French court order operators of defunct file-sharing site to pay €489 million in damages

A French court has handed down jail sentences to two men involved in running a long defunct file-sharing service called T411 - and also ordered them to pay €489 million in damages, €18 million to French collecting society SACEM

French court order operators of defunct file-sharing site to pay €489 million in damages

A French court has handed down jail terms to two people previously involved in running a popular file-sharing service and awarded copyright owners a staggering €489 million in damages.
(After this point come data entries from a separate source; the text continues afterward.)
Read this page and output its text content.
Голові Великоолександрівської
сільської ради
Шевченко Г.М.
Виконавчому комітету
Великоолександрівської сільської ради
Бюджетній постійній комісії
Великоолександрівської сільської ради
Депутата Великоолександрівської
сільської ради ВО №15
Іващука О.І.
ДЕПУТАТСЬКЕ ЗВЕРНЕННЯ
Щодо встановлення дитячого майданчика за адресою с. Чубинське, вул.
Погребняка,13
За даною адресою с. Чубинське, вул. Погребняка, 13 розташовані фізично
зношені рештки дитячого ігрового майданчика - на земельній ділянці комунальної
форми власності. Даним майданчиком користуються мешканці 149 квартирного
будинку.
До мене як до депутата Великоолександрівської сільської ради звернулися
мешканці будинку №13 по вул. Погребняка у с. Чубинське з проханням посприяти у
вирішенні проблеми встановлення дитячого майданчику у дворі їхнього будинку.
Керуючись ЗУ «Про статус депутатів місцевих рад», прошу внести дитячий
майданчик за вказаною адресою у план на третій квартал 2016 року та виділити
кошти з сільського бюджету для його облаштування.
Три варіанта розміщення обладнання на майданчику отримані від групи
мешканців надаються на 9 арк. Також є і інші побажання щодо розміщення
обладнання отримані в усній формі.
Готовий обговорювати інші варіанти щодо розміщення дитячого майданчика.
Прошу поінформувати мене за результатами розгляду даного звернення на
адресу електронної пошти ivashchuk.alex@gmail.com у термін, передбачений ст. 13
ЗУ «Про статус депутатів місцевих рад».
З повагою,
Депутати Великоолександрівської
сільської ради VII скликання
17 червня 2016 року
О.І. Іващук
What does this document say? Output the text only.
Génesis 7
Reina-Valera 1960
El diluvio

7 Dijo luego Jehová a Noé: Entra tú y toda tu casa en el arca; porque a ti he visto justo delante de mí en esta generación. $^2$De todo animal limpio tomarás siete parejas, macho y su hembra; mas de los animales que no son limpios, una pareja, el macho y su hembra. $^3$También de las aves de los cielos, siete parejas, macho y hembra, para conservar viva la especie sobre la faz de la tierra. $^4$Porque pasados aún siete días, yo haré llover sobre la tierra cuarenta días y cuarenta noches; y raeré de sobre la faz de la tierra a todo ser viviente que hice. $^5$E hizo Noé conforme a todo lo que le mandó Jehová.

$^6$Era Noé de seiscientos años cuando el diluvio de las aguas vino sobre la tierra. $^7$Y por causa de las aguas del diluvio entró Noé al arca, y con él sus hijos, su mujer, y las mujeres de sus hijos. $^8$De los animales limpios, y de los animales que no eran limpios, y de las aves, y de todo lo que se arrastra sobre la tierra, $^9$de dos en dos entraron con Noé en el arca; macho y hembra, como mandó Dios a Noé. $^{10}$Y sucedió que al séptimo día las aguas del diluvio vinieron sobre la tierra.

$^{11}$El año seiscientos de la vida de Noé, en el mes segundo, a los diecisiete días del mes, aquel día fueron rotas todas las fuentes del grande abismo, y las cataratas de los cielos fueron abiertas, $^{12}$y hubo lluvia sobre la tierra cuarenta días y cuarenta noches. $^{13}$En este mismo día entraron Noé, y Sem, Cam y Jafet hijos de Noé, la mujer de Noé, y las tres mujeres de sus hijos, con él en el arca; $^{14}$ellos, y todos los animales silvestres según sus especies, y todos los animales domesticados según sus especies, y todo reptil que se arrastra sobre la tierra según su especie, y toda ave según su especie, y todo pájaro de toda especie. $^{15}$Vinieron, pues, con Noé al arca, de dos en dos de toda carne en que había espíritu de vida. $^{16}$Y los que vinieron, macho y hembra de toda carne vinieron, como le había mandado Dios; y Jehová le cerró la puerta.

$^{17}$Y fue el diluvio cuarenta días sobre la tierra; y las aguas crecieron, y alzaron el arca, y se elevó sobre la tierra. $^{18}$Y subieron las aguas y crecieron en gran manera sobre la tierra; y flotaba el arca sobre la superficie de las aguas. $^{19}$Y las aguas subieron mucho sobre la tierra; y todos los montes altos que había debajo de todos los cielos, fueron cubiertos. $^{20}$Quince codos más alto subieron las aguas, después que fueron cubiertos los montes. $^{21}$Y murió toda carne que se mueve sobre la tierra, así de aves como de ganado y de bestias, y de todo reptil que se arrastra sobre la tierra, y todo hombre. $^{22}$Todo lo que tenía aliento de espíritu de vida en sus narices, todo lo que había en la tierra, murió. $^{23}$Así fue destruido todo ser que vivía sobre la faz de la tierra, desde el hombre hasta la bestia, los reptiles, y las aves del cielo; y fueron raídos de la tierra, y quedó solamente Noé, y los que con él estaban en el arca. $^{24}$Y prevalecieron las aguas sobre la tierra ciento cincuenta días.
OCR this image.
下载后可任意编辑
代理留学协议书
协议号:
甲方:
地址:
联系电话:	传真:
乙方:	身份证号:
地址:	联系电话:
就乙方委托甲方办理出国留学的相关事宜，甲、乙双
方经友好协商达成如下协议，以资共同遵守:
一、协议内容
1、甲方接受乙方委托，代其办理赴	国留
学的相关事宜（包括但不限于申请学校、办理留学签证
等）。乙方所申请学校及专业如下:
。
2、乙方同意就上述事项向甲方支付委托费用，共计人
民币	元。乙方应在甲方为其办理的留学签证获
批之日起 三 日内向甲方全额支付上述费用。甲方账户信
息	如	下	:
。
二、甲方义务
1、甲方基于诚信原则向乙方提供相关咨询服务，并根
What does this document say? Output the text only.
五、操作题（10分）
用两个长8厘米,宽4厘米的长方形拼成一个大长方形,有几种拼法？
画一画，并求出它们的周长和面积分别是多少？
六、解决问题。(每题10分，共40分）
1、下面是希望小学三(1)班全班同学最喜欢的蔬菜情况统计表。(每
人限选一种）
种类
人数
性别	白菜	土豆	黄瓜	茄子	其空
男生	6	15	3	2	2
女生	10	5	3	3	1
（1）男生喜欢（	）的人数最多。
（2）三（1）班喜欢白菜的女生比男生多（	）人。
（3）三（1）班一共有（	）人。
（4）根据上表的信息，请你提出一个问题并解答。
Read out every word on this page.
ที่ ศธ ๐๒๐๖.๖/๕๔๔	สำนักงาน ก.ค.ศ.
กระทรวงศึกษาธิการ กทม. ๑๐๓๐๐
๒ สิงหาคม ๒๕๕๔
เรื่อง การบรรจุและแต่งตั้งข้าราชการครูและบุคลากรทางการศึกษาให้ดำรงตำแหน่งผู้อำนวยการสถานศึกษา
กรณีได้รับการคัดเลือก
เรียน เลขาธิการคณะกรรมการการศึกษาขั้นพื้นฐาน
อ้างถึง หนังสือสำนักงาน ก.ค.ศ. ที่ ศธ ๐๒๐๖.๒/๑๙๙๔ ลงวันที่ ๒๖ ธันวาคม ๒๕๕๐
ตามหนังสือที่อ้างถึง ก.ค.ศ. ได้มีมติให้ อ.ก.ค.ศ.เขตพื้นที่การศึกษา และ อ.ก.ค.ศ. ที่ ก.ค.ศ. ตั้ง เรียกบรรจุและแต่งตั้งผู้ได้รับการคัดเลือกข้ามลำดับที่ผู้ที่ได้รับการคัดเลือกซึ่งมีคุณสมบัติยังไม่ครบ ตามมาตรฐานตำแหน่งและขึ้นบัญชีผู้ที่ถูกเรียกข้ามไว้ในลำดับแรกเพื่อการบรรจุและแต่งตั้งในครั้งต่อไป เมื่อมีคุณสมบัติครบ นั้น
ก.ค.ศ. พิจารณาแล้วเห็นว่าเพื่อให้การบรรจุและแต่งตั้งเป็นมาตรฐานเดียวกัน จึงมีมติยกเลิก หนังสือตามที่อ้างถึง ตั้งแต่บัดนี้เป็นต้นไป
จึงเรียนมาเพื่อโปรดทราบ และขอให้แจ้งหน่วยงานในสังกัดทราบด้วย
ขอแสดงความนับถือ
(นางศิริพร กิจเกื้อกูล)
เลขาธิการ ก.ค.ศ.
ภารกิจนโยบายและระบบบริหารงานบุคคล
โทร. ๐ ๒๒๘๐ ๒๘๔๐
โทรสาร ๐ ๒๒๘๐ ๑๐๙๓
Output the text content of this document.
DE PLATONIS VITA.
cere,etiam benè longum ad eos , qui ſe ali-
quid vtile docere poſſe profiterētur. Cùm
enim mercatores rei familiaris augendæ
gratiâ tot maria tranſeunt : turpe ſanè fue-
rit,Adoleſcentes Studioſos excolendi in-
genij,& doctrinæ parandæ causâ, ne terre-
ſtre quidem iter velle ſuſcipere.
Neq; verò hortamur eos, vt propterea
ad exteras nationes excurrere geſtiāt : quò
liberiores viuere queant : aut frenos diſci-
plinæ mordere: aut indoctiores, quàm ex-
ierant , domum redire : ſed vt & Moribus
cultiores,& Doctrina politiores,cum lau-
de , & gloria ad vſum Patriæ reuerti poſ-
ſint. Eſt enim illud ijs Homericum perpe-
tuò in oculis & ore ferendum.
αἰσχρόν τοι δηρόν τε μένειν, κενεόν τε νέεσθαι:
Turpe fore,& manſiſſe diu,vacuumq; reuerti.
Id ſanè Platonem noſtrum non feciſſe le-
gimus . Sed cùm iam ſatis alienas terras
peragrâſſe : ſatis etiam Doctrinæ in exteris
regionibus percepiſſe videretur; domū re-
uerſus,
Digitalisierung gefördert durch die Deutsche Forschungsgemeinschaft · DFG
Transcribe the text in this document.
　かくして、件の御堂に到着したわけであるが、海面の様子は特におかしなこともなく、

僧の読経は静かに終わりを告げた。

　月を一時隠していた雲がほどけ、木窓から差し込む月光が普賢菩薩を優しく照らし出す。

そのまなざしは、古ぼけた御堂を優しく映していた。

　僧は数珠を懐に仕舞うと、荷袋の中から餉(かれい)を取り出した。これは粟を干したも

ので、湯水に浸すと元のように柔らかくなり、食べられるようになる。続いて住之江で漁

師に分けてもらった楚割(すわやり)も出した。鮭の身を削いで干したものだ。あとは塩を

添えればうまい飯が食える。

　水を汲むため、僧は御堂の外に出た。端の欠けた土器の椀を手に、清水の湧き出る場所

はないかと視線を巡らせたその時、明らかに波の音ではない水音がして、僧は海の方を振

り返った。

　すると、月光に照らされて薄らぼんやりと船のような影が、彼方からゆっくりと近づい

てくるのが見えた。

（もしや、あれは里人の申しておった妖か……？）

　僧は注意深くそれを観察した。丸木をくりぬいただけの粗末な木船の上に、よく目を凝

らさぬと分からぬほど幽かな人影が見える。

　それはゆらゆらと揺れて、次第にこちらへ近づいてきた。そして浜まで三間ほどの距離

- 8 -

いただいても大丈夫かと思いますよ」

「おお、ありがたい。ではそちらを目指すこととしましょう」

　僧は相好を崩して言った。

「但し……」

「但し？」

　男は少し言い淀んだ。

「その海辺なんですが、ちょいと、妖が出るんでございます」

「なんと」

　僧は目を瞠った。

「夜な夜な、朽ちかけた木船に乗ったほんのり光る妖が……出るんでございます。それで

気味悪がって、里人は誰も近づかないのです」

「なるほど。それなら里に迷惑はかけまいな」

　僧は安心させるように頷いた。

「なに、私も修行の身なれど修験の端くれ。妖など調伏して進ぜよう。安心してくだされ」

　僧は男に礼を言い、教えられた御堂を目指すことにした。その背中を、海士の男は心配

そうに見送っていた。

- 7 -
The French authorities managed to shut down T411 - a torrent tracker with over five million registered users - back in 2017. Although it primarily catered towards a French-speaking audience, and had moderators within France, the service's founder was based in Canada and a key system operator was a Ukrainian living in Sweden.

Criminal proceedings then began and they recently reached their conclusion in the Criminal Court in Rennes. Both the founder - identified as Mr Jolicoeur in the French press - and the system operator Mr Voitenko were found guilty of crimes in relation to the running of the copyright infringing file-sharing operation.

Jolicoeur was sentenced to three years in jail and ordered to pay a €150,000 fine. However, he remains in Canada and wasn't present in court for the sentencing. The French authorities are now relying on their Canadian counterparts to respond to an international arrest warrant that has been issued.

Voitenko was handed over to the French authorities as they began their criminal investigation back in 2017 and, as a result, he was detained in France for a few months in that year. He was handed an eighteen month jail term, though most of it was a suspended sentence meaning that - given the time he has already spent in detention - he won't return to prison.

However, there remains the matter of the mega-damages also awarded by the French court. Given the scale of the T411 operation, judges decided to set damages at a massive €489 million.

That is more than ten times the damages awarded when the founders of The Pirate Bay were found guilty of copyright crimes in the Swedish courts, and is significantly more than the $105 million Limewire's founder agreed to pay in an out of court settlement.

Most of the money - if it's ever paid - will go to the movie and TV studios, as most of the content shared via T411 was video-based, although €18 million of the damages are due to French song rights collecting society SACEM.

Voitenko is liable for 30% of the damages, so in excess of €146 million. However, he has said he plans to appeal the ruling and, even if that fails, it seems unlikely he will ever be able to pay anywhere near that sum.

He told Torrentfreak: “I’m not going to pay it, but even if I am forced to do so, I will quit the job and live on social benefits for jobless people instead. Otherwise, I need to work 3500 years to pay [damages of that scale]".